白玉龘所講述的心齋之境的要義,從字面上來說,似乎任何人都能夠明白。但是,卻不是任何人都能夠做到的,真正讓自己的心靈放空,并不是一件容易的事情。
而且,寡婦槐從白玉龘的講述之中,也明白過來。自己只所以不能夠看透白玉龘的實力,并不是因為他們之間出現了階別的高地差別,而是白玉龘進入到了另外的一個領域之中,這是任何人都無法體會到的。
寡婦槐此時相信,白玉龘已經真切的體會到了伏羲大帝的能力所在,同時心中也對他應對恩普薩女妖有了很大的信心。
“如此說來,恩普薩女妖的神魔誓言,應該不會對你有任何的威脅了”
白玉龘無奈的笑著搖頭說道:“不見的。雖然我能夠保證自己的純凈力量,心靈也能夠抵御神魔誓言的侵蝕。但是,宙宇萬物變化的變化,是任何人都無法肯定的。剛才進入到心齋之境的時候,我隱約的感覺到,神魔誓言已經開啟,恩普薩女妖此時似乎在等待一個契機。一旦當她等到的時候,即便是我進入到心齋之境的地步,恐怕也無法抵御天地制約的神魔誓言。”
聽到白玉龘的這番話,寡婦槐驚愕不已。
她沒有想到,白玉龘在剛才已經體會到了這么多的東西,如此看來,真的想要對付恩普薩女妖真的不是一件容易的事情。
“神魔誓言的出現,將會造成天地大變。這點早就已經說過了,接下來無論你再做什么事情,都將與老婦沒有任何的關系,同時也和赤龍氏沒有任何的關系。”
說著,寡婦槐看了一眼身旁的玉嫻晴,說道:“本令主傳法之后,黑神臺也自此脫離赤龍氏的歸屬,今后黑神臺的所作所為,都在與我們沒有任何的關系,一切都有新大令主玉嫻晴說的算。”
“師傅”
聽到寡婦槐的這番話,玉嫻晴不由的急了起來,這怎么聽上去都像是要將自己逐出師門一樣。

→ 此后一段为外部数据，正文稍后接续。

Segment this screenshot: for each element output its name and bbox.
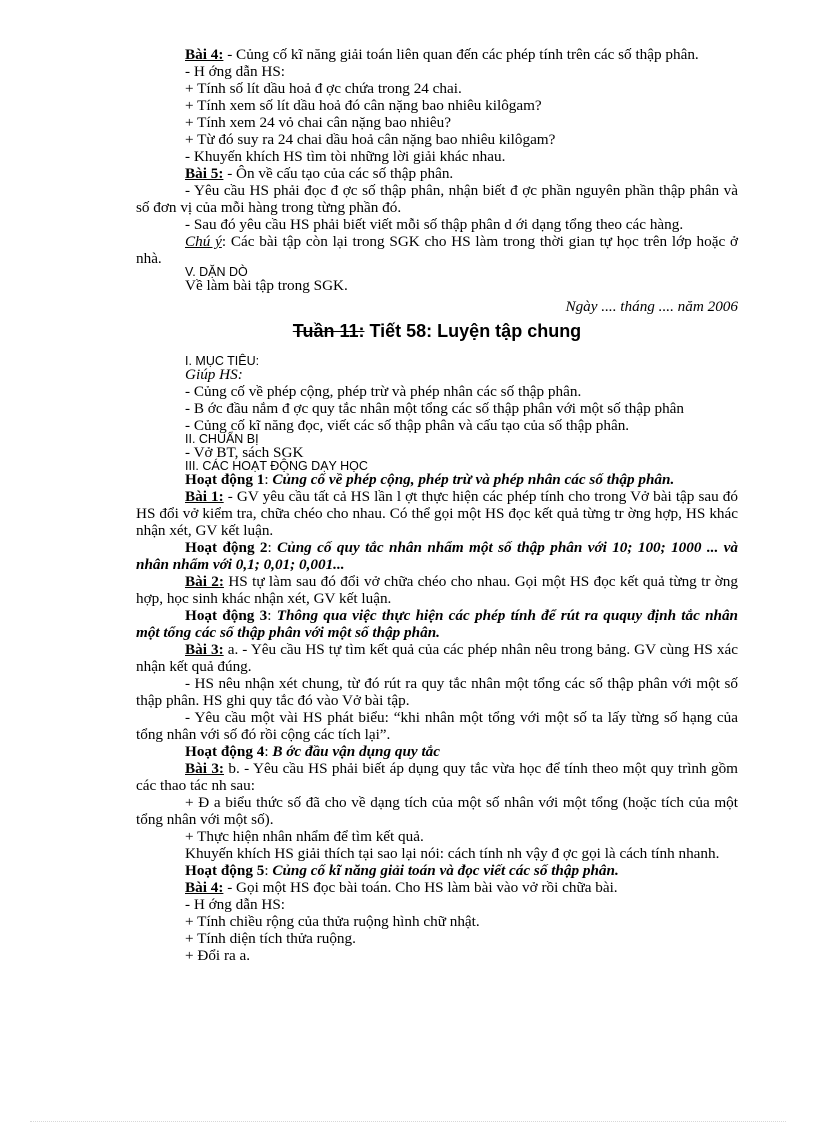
label-bai3a: Bài 3:	[185, 641, 224, 658]
hoat-dong-3: Hoạt động 3: Thông qua việc thực hiện các phép tính để rút ra ququy định tắc nhân một tổng các số thập phân với một số thập phân.	[136, 607, 739, 641]
label-chu-y: Chú ý	[185, 233, 222, 250]
hoat-dong-1: Hoạt động 1: Củng cố về phép cộng, phép trừ và phép nhân các số thập phân.	[185, 471, 675, 488]
bai4-b-line2: + Tính chiều rộng của thửa ruộng hình chữ nhật.	[185, 913, 480, 930]
line-khuyen-khich: - Khuyến khích HS tìm tòi những lời giải khác nhau.	[185, 148, 506, 165]
chuan-bi-line1: - Vở BT, sách SGK	[185, 444, 304, 461]
text-giup-hs: Giúp HS:	[185, 366, 243, 383]
title-hd3: Thông qua việc thực hiện các phép tính để rút ra ququy định tắc nhân một tổng các số thập phân với một số thập phân.	[136, 607, 739, 641]
date-line: Ngày .... tháng .... năm 2006	[565, 298, 738, 315]
muc-tieu-line2: - B ớc đầu nắm đ ợc quy tắc nhân một tổng các số thập phân với một số thập phân	[185, 400, 685, 417]
title-hd1: Củng cố về phép cộng, phép trừ và phép nhân các số thập phân.	[272, 471, 675, 488]
title-hd2: Củng cố quy tắc nhân nhẩm một số thập phân với 10; 100; 1000 ... và nhân nhẩm với 0,1; 0,01; 0,001...	[136, 539, 738, 573]
paragraph-bai5	[136, 165, 738, 182]
bai4-b-line4: + Đổi ra a.	[185, 947, 251, 964]
paragraph-bai1	[136, 488, 738, 539]
label-hd5: Hoạt động 5	[185, 862, 265, 879]
text-bai4: - Củng cố kĩ năng giải toán liên quan đến các phép tính trên các số thập phân.	[223, 46, 699, 63]
page-bottom-rule	[30, 1121, 786, 1122]
bai4-b-line3: + Tính diện tích thửa ruộng.	[185, 930, 356, 947]
paragraph-bai5-line1: - Yêu cầu HS phải đọc đ ợc số thập phân, nhận biết đ ợc phần nguyên phần thập phân và số đơn vị của mỗi hàng trong từng phần đó.	[136, 182, 738, 216]
muc-tieu-line1: - Củng cố về phép cộng, phép trừ và phép nhân các số thập phân.	[185, 383, 582, 400]
label-bai4: Bài 4:	[185, 46, 224, 63]
text-chu-y: : Các bài tập còn lại trong SGK cho HS làm trong thời gian tự học trên lớp hoặc ở nhà.	[136, 233, 738, 267]
text-bai4-b: - Gọi một HS đọc bài toán. Cho HS làm bài vào vở rồi chữa bài.	[223, 879, 618, 896]
title-week: Tuần 11:	[292, 321, 365, 341]
label-bai5: Bài 5:	[185, 165, 224, 182]
bai3b-line4: Khuyến khích HS giải thích tại sao lại nói: cách tính nh vậy đ ợc gọi là cách tính nhanh.	[185, 845, 720, 862]
paragraph-bai2	[136, 573, 738, 607]
paragraph-bai4-b	[136, 879, 738, 896]
line-vo-chai: + Tính xem 24 vỏ chai cân nặng bao nhiêu?	[185, 114, 451, 131]
line-huongdan: - H ớng dẫn HS:	[185, 63, 285, 80]
muc-tieu-line3: - Củng cố kĩ năng đọc, viết các số thập phân và cấu tạo của số thập phân.	[185, 417, 630, 434]
hoat-dong-4: Hoạt động 4: B ớc đầu vận dụng quy tắc	[185, 743, 440, 760]
text-bai1: - GV yêu cầu tất cả HS lần l ợt thực hiện các phép tính cho trong Vở bài tập sau đó HS đổi vở kiểm tra, chữa chéo cho nhau. Có thể gọi một HS đọc kết quả từng tr ờng hợp, HS khác nhận xét, GV kết luận.	[136, 488, 738, 539]
heading-chuan-bi: II. CHUẨN BỊ	[185, 432, 259, 446]
label-hd3: Hoạt động 3	[185, 607, 268, 624]
text-bai5: - Ôn về cấu tạo của các số thập phân.	[223, 165, 454, 182]
title-lesson: Tiết 58: Luyện tập chung	[364, 321, 582, 341]
label-bai2: Bài 2:	[185, 573, 224, 590]
title-hd5: Củng cố kĩ năng giải toán và đọc viết các số thập phân.	[272, 862, 619, 879]
label-bai3b: Bài 3:	[185, 760, 224, 777]
label-hd4: Hoạt động 4	[185, 743, 265, 760]
heading-dan-do: V. DẶN DÒ	[185, 265, 248, 279]
bai3a-line2: - HS nêu nhận xét chung, từ đó rút ra quy tắc nhân một tổng các số thập phân với một số thập phân. HS ghi quy tắc đó vào Vở bài tập.	[136, 675, 738, 709]
text-dan-do: Về làm bài tập trong SGK.	[185, 277, 348, 294]
bai3b-line3: + Thực hiện nhân nhẩm để tìm kết quả.	[185, 828, 424, 845]
label-hd1: Hoạt động 1	[185, 471, 265, 488]
line-tinh-kilogam: + Tính xem số lít dầu hoả đó cân nặng bao nhiêu kilôgam?	[185, 97, 542, 114]
bai3a-line3: - Yêu cầu một vài HS phát biểu: “khi nhân một tổng với một số ta lấy từng số hạng của tổng nhân với số đó rồi cộng các tích lại”.	[136, 709, 738, 743]
paragraph-bai5-line2: - Sau đó yêu cầu HS phải biết viết mỗi số thập phân d ới dạng tổng theo các hàng.	[185, 216, 684, 233]
hoat-dong-2: Hoạt động 2: Củng cố quy tắc nhân nhẩm một số thập phân với 10; 100; 1000 ... và nhân nhẩm với 0,1; 0,01; 0,001...	[136, 539, 738, 573]
title-hd4: B ớc đầu vận dụng quy tắc	[272, 743, 440, 760]
bai4-b-line1: - H ớng dẫn HS:	[185, 896, 285, 913]
heading-hoat-dong: III. CÁC HOẠT ĐỘNG DẠY HỌC	[185, 459, 368, 473]
paragraph-chu-y	[136, 233, 738, 267]
label-bai4-b: Bài 4:	[185, 879, 224, 896]
hoat-dong-5: Hoạt động 5: Củng cố kĩ năng giải toán và đọc viết các số thập phân.	[185, 862, 619, 879]
label-bai1: Bài 1:	[185, 488, 224, 505]
paragraph-bai3a	[136, 641, 738, 675]
document-page	[136, 46, 738, 964]
paragraph-bai4	[136, 46, 738, 63]
line-suy-ra: + Từ đó suy ra 24 chai dầu hoả cân nặng bao nhiêu kilôgam?	[185, 131, 556, 148]
text-bai3b: b. - Yêu cầu HS phải biết áp dụng quy tắc vừa học để tính theo một quy trình gồm các thao tác nh sau:	[136, 760, 738, 794]
text-bai3a: a. - Yêu cầu HS tự tìm kết quả của các phép nhân nêu trong bảng. GV cùng HS xác nhận kết quả đúng.	[136, 641, 738, 675]
text-bai2: HS tự làm sau đó đổi vở chữa chéo cho nhau. Gọi một HS đọc kết quả từng tr ờng hợp, học sinh khác nhận xét, GV kết luận.	[136, 573, 738, 607]
line-tinh-so-lit: + Tính số lít dầu hoả đ ợc chứa trong 24 chai.	[185, 80, 462, 97]
bai3b-line2: + Đ a biểu thức số đã cho về dạng tích của một số nhân với một tổng (hoặc tích của một tổng nhân với một số).	[136, 794, 738, 828]
lesson-title	[136, 320, 738, 342]
heading-muc-tieu: I. MỤC TIÊU:	[185, 354, 260, 368]
paragraph-bai3b	[136, 760, 738, 794]
label-hd2: Hoạt động 2	[185, 539, 268, 556]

寡婦槐抬手示意,制止玉嫻晴開口,繼續說道:“本令主在傳法之前,下達最后一條命令。”
聽到寡婦槐的這句話,剛剛在白玉龘的一句真言之中,有所恢復的賈日,再次緊繃了起來。而其他的黑神臺之人,特別是兵主,也緊張的低頭等待著寡婦槐的命令。
“罷去賈日的方主之職,由品一行接任日主之位,日主一脈但有不從者,即刻送往毒龍島,永生不得返回。賈日,你少子先有悖逆弒主之過在前,后有你枉顧本令主之命,今日本令主讓你神魂俱滅。”
說著,寡婦槐一掃政事堂上的而其他人,讓這些人的頭更低了下去,雖然沒有抬頭看過去,但是寡婦槐目光掃過的時候,也讓他有種被死神盯上的感覺。
寡婦槐沉聲說道:“賈日今日的下場,就是給你們敲響了警鐘。如果有人認為晴兒年幼,功法階別低位,想要有什么不軌的行為,那就想象今日賈日的下場吧”
說著,根本不理會任何一灘爛泥般,嘴里還喃喃自語般求饒的賈日。寡婦槐柔荑般的纖手,猛然揮動一下,一股強悍的熾烈的能量,瞬時間將賈日籠罩了起來。
“啊大大令主饒命”
隨著熾烈的能量籠罩,賈日瞬時間發出了凄慘的叫聲,身體不停的在地上無力的蠕動。
而這個時候,剛好朱雀將日主一脈主要的人員押解到了政事堂的外。這些擁有著到最少大宗師階別的強者,此時聽到政事堂內日主的慘叫之聲,一個個嚇的瑟瑟發抖,卻不敢有一個人想要逃離的。
梅元亮等人,也在這些人之中。他們雖然跟隨玉嫻晴回到了總靈臺,并沒有前往日主的領地。但是,作為日主手中重要的護法,他們還是被朱雀給揪了出來。
梅元亮心中此時感到非常的絕望,似乎等待自己的只有死亡。
日主在黑神臺的地位,已經是無比的尊崇了。可是,就是這樣一個方主,卻落到了這樣的下場。梅元亮他們已經知道,大令主只所以震怒,是因為日主私自援助火趙國的事情。